King County Wastewater Management told KIRO7 that they cannot filter out drugs specifically, which end up in urine that is then flushed down the toilet.
The oxycodone-contaminated mussels were found in mussels from three of the 18 areas tested, one in Seattle's Elliott Bay and two near the shipyard of Bremerton Island.
The findings were announced by the University of Washington's Puget Sound Institute (PSI), which helped with the study, conducted May 9 and widely reported last week.
PSI researcher Andy James explained in the University of Washington release that the mussels did not pose a risk to human consumers, since they were found in very urban areas far from where commercial mussels are gathered.
"You wouldn't want to collect (and eat) mussels from these urban bays," James said.
The release further explained that the dosages found in the mussels were thousands of times smaller than the amount that would impact a human and likely had no impact on the mussels either.
However, oxycodone levels in the Puget Sound area could pose a risk to fish.

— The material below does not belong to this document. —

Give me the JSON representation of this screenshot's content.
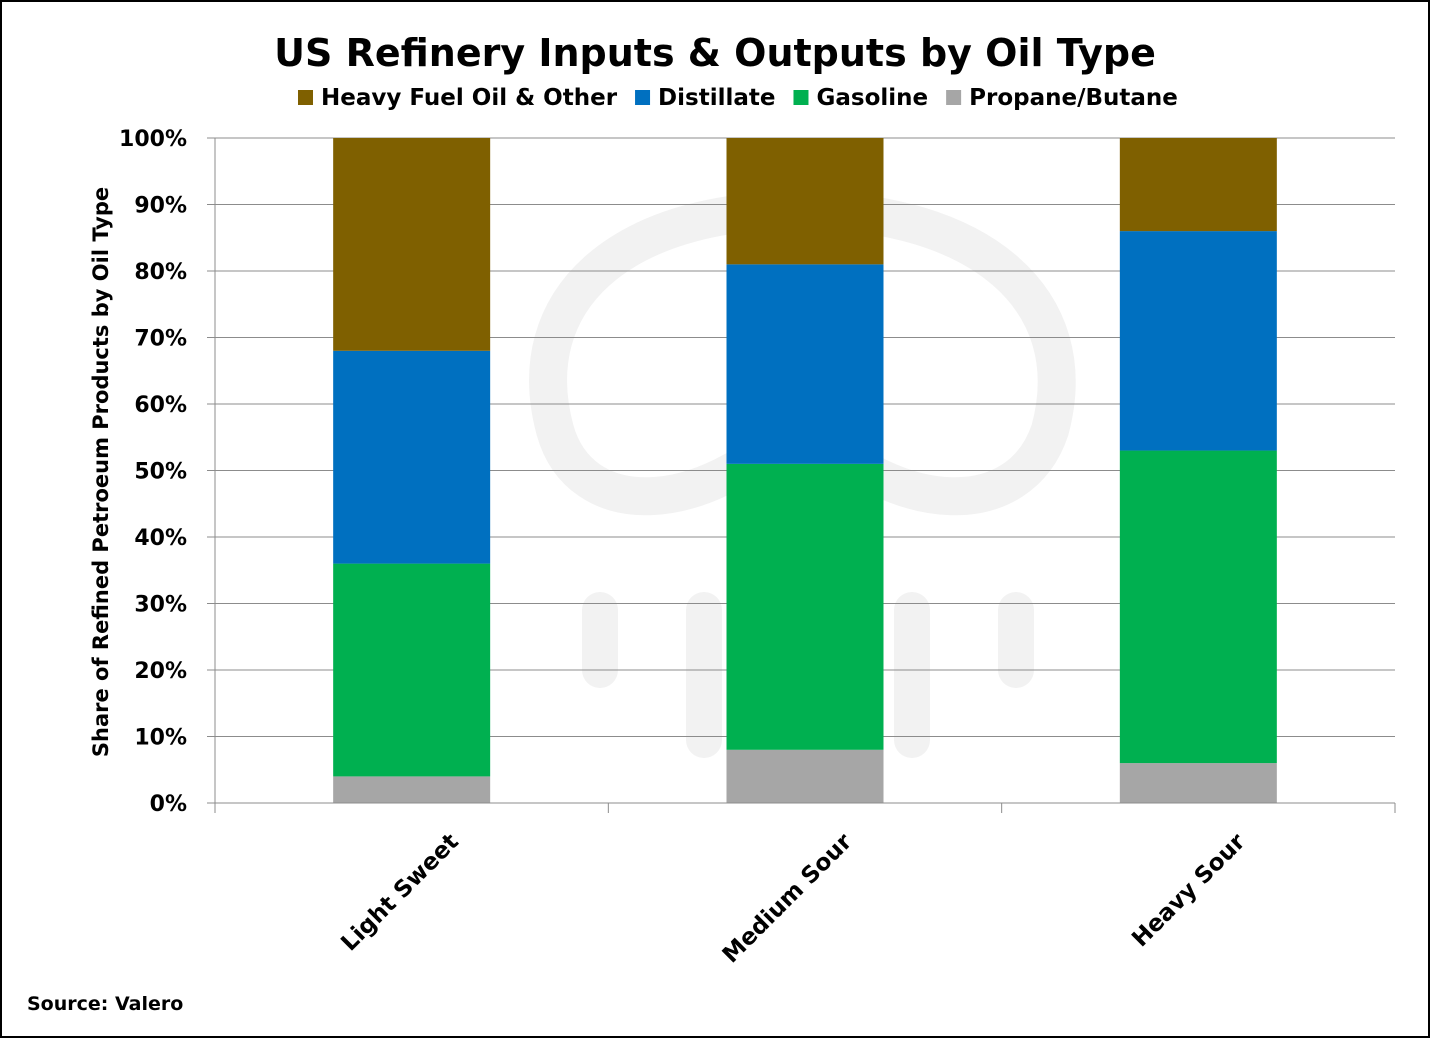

Studies have found that zebrafish will get high off of opioids, and scientists are worried that salmon and other Puget Sound fish could react similarly, according to the release.
The mussels also tested positively for other drugs like antidepressants and antibiotics.
"Those are definitely chemicals that are out there in the nearshore waters and they may be having an impact on the fish and shellfish that live there," Lanksbury told KIRO7.
Of particular concern, according to the University of Washington release, is the chemotherapy drug Melphalan, which interacts with DNA in ways that might cause cancer. It was found in mussels in levels relative by weight to the recommended human dose, "levels where we might want to look at biological impacts," James said.
Lanksbury told CNN the results were made possible by extra funding, which WDFW used to test for "contaminants of emerging concern" such as prescription drugs and personal care products. Previous studies had focused on pollutants like PCBs, pesticides and toxic metals.
Other important "contaminants of emerging concern" found in the mussels were four types of surfactants from detergents and cleaning products that can have an "estrogenic effect" on organisms like fish, "feminizing male fish and making female fish reproductive before they're ready," Lanksbury told CNN.
After these results, the WDFW will seek additional funding to continue monitoring prescription drug levels in the water, KIRO7 reported.
"People should be wary," Lanksbury told KIRO7. "Hopefully our data shows what's out there and can get the process started for cleaning up our waters."